Biting the hair of the dog that bit you?

While it may seem that technology is the source of much of this information overload, it also can be used to alleviate some of it. For example, some systems, such as mine, Revenue XL’s EHR, can be customized and reconfigured to optimize the data and alerts they send to physicians. This can be achieved in multiple ways.

EMRs also can be modified using add-on technologies, such as clinical decision support systems. These types of applications often make it easy for organizations to prioritize alerts into tiers as well as separate alerts that make more sense to be sent to pharmacists rather than clinicians, such as drug interaction information.

 

Using artificial intelligence

Some new technologies also can make it easy for organizations to further customize their information systems so clinicians don’t have to spend as much time retrieving data in response to an alert. Such systems, instead, can simultaneously offer specific notifications with related real-time patient data to back them up.

These types of applications, based on artificial intelligence, are easier to use when patient data is collected and accessible via an integrated, unified longitudinal database. They can be used to analyze and identify patterns in a patient’s clinical information, compare it with patterns of other similar patients, take into consideration of all the health-plan specific preferences set for that patient, and create a unified care plan.

While enabling such artificial intelligence across a delivery system could require some internal policy changes as well as similar adjustments to payer agreements, such a plan would enable automatic authorization and order creation, thereby alleviating providers of much of multitude of alerts and notifications that would have been generated along the care process to achieve the same goal.

To further round out this type of integrated data platform in an effort to reduce physician information overload, healthcare organizations can use various types of patient-facing applications that enable self-reported data to be integrated into their information systems.

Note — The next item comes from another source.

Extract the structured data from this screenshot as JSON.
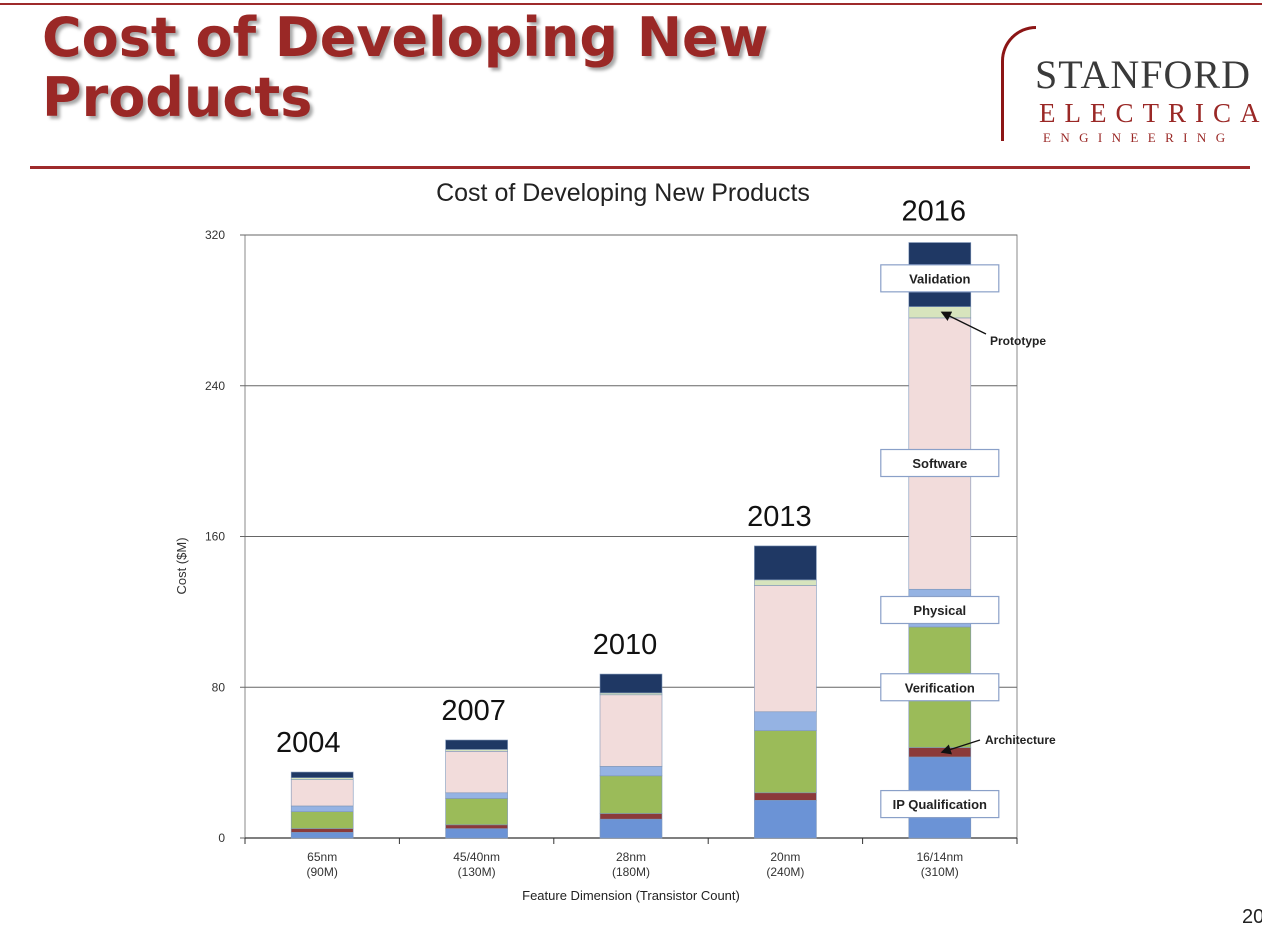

Such technologies include web and mobile applications, wearable devices, and other technologies that enable patients to not only be more responsible for reporting various data, but also be more involved in their overall care.

While it could take a major shift for patients to become engaged with these types of technologies and applications, the integration of such data as well as their analysis by artificial intelligence systems could not only dramatically reduce the alert fatigue many physicians currently experience, but ultimately lead to more self-care management by patients and improved care overall.